Il commercio di prossimità non sta sparendo, ma sta cambiando forma. Tra il 2011 e il 2025 il retail fisico ha attraversato una profonda riorganizzazione che ha ridotto il numero dei punti vendita, aumentando però la superficie complessiva. Un processo silenzioso, ma strutturale, che ridefinisce il modo di fare commercio nelle città e nei quartieri.
Un calo dei negozi che non significa declino
Nel periodo considerato sono scomparsi oltre 103 mila punti vendita.
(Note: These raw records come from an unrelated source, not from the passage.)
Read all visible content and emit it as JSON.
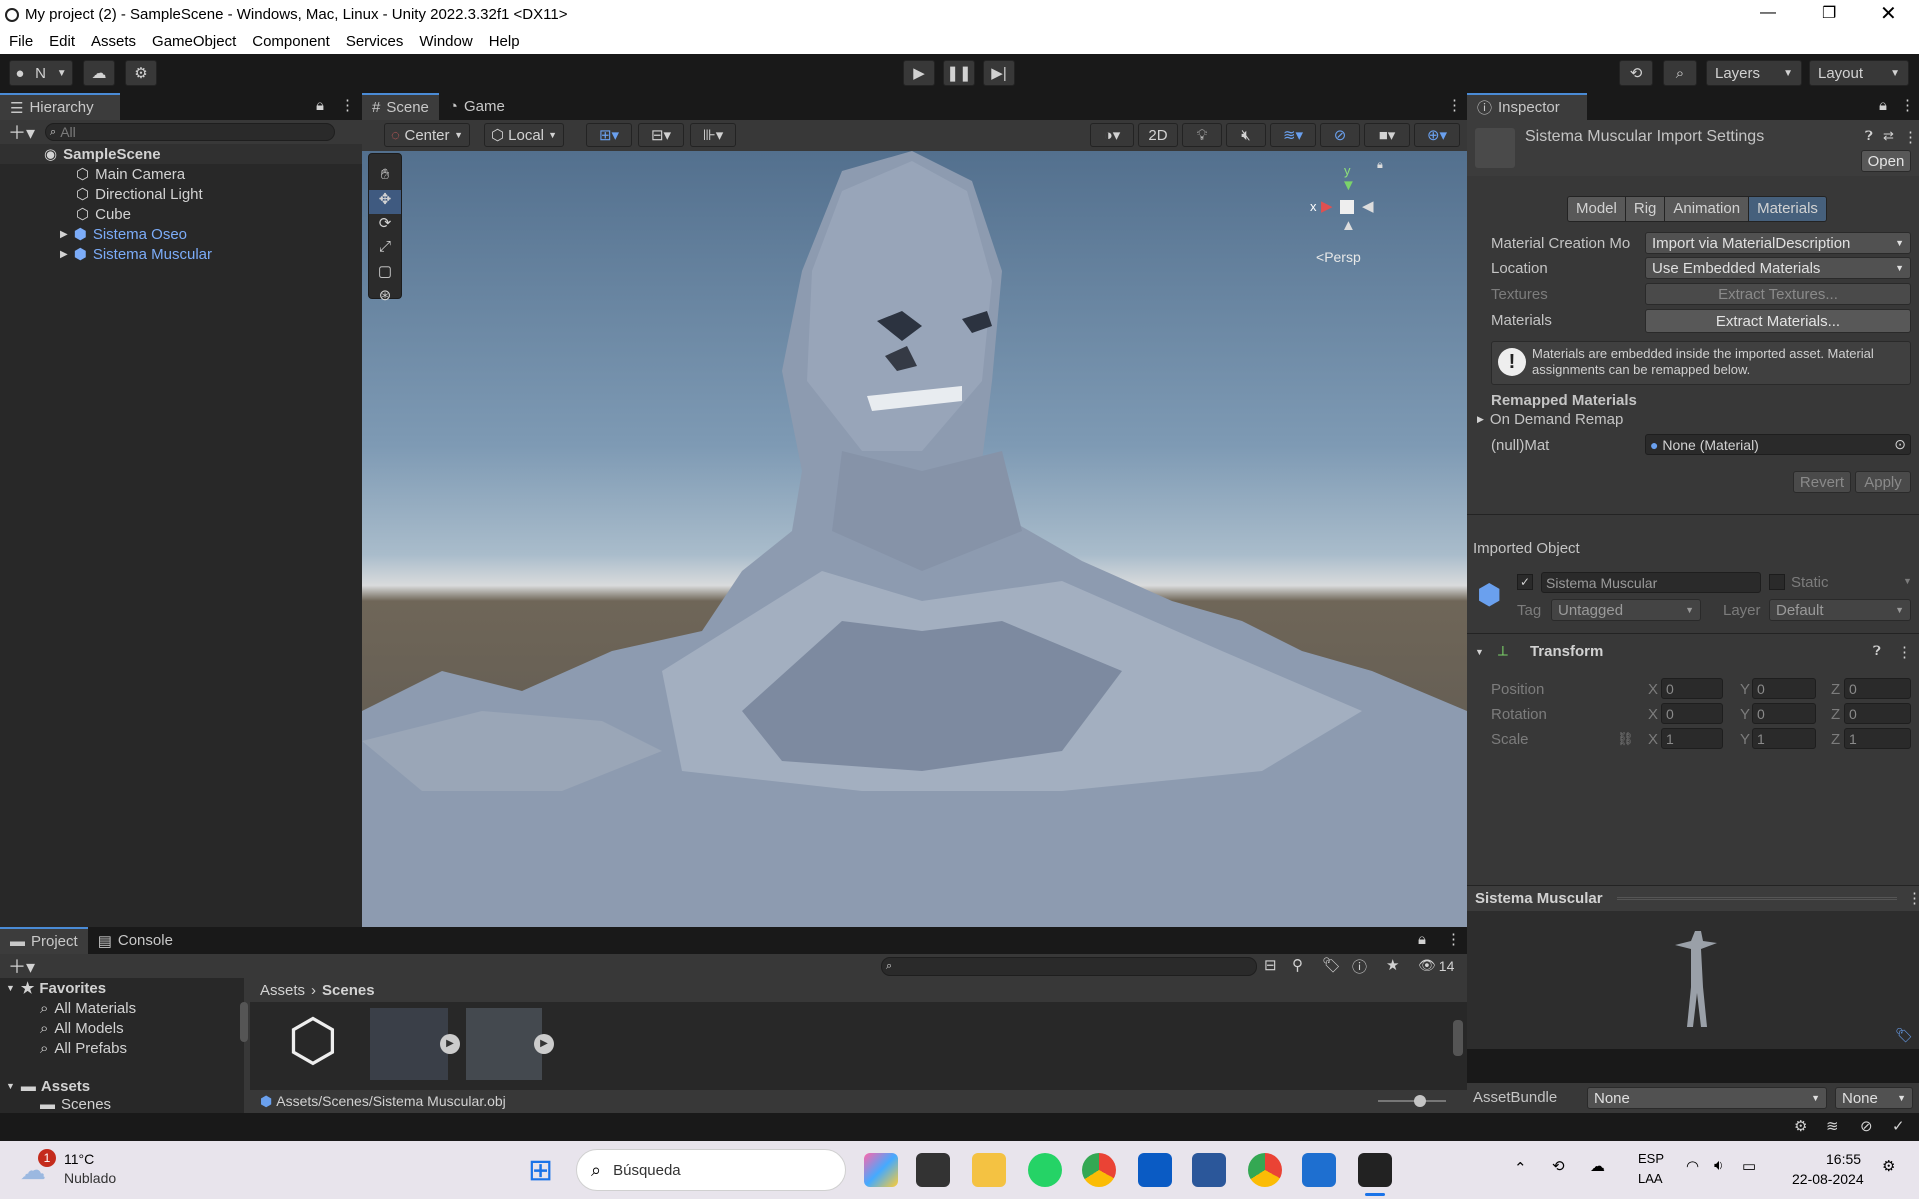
{
  "title": "My project (2) - SampleScene - Windows, Mac, Linux - Unity 2022.3.32f1 <DX11>",
  "menu": [
    "File",
    "Edit",
    "Assets",
    "GameObject",
    "Component",
    "Services",
    "Window",
    "Help"
  ],
  "toolbar": {
    "account": "N",
    "layers": "Layers",
    "layout": "Layout"
  },
  "hierarchy": {
    "tab": "Hierarchy",
    "search_placeholder": "All",
    "scene": "SampleScene",
    "items": [
      "Main Camera",
      "Directional Light",
      "Cube",
      "Sistema Oseo",
      "Sistema Muscular"
    ]
  },
  "scene": {
    "tabs": [
      "Scene",
      "Game"
    ],
    "pivot": "Center",
    "space": "Local",
    "mode2d": "2D",
    "persp": "Persp",
    "gizmo_x": "x",
    "gizmo_y": "y"
  },
  "inspector": {
    "tab": "Inspector",
    "title": "Sistema Muscular Import Settings",
    "open": "Open",
    "tabs": [
      "Model",
      "Rig",
      "Animation",
      "Materials"
    ],
    "material_creation_label": "Material Creation Mo",
    "material_creation_value": "Import via MaterialDescription",
    "location_label": "Location",
    "location_value": "Use Embedded Materials",
    "textures_label": "Textures",
    "extract_textures": "Extract Textures...",
    "materials_label": "Materials",
    "extract_materials": "Extract Materials...",
    "info": "Materials are embedded inside the imported asset. Material assignments can be remapped below.",
    "remapped": "Remapped Materials",
    "on_demand": "On Demand Remap",
    "null_mat": "(null)Mat",
    "none_material": "None (Material)",
    "revert": "Revert",
    "apply": "Apply",
    "imported_object": "Imported Object",
    "object_name": "Sistema Muscular",
    "static": "Static",
    "tag_label": "Tag",
    "tag_value": "Untagged",
    "layer_label": "Layer",
    "layer_value": "Default",
    "transform": "Transform",
    "position": "Position",
    "rotation": "Rotation",
    "scale": "Scale",
    "pos": [
      "0",
      "0",
      "0"
    ],
    "rot": [
      "0",
      "0",
      "0"
    ],
    "scl": [
      "1",
      "1",
      "1"
    ],
    "axes": [
      "X",
      "Y",
      "Z"
    ],
    "preview_title": "Sistema Muscular",
    "assetbundle": "AssetBundle",
    "ab_value": "None",
    "ab_variant": "None"
  },
  "project": {
    "tabs": [
      "Project",
      "Console"
    ],
    "favorites": "Favorites",
    "fav_items": [
      "All Materials",
      "All Models",
      "All Prefabs"
    ],
    "assets": "Assets",
    "scenes": "Scenes",
    "breadcrumb": [
      "Assets",
      "Scenes"
    ],
    "path": "Assets/Scenes/Sistema Muscular.obj",
    "count": "14"
  },
  "taskbar": {
    "temp": "11°C",
    "weather": "Nublado",
    "badge": "1",
    "search": "Búsqueda",
    "lang1": "ESP",
    "lang2": "LAA",
    "time": "16:55",
    "date": "22-08-2024"
  }
}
Un dato che potrebbe suggerire un ridimensionamento drastico del commercio fisico, ma che va letto insieme a un altro elemento chiave: la superficie commerciale complessiva è cresciuta del 7,4%. Questo significa che il retail non si è semplicemente contratto, ma si è ristrutturato.
La crescita della dimensione media
A cambiare è soprattutto la dimensione dei negozi. La superficie media dei punti vendita passa da circa 117 metri quadrati a 144,5 metri quadrati, con un incremento del 23,8%. Il mercato sembra convergere verso formati intermedi, più flessibili e meglio adattabili a nuove esigenze di consumo e gestione.
Scompaiono le botteghe, resistono i formati medi
La trasformazione colpisce in modo particolare i micro-negozi. Gli esercizi fino a 50 mq diminuiscono di oltre 72 mila unità, mentre quelli tra 51 e 150 mq perdono più di 42.700 attività. Al contrario, crescono i negozi di dimensione media: quelli tra 151 e 250 mq aumentano di oltre mille unità e aggiungono circa 300 mila metri quadrati di superficie. Tengono, invece, i formati tra 251 e 400 mq, che mostrano solo una lieve flessione.
Imprese strutturate e nuove competenze
A resistere sono soprattutto le realtà più organizzate, capaci di integrare digitale, multicanalità e specializzazione. In questo scenario, la dimensione diventa una leva strategica: non troppo piccola per essere fragile, non eccessiva per risultare rigida. Il commercio fisico che regge è quello che riesce a innovare senza perdere identità.
Differenze territoriali nella trasformazione
Il cambiamento non procede in modo uniforme. Alcune regioni mostrano una crescita significativa della superficie commerciale nonostante la riduzione dei negozi. È il caso di Emilia-Romagna e Abruzzo, dove l’aumento supera rispettivamente il 14,6% e il 13,2%. Segnali di una riorganizzazione più avanzata, spesso legata a contesti urbani dinamici e a politiche locali più strutturate.
Il costo sociale della riorganizzazione
Secondo Nico Gronchi, presidente di Confesercenti, il commercio fisico “non sta semplicemente diminuendo, si sta riorganizzando”. Tuttavia, questa evoluzione ha un prezzo. A pagarlo sono soprattutto i piccoli esercizi indipendenti, spesso specializzati e radicati nel territorio, che svolgevano anche una funzione sociale di presidio e servizio alla comunità.
Rigenerazione urbana come risposta
Il nodo centrale diventa allora la rigenerazione urbana. Fermare la desertificazione commerciale e, allo stesso tempo, accompagnare chi è in grado di investire e innovare richiede politiche mirate. Riportare funzioni nei quartieri, rendere le vie accessibili e attrattive, offrire strumenti concreti alle imprese sono le condizioni per un commercio fisico che resti vivo e integrato nel tessuto urbano.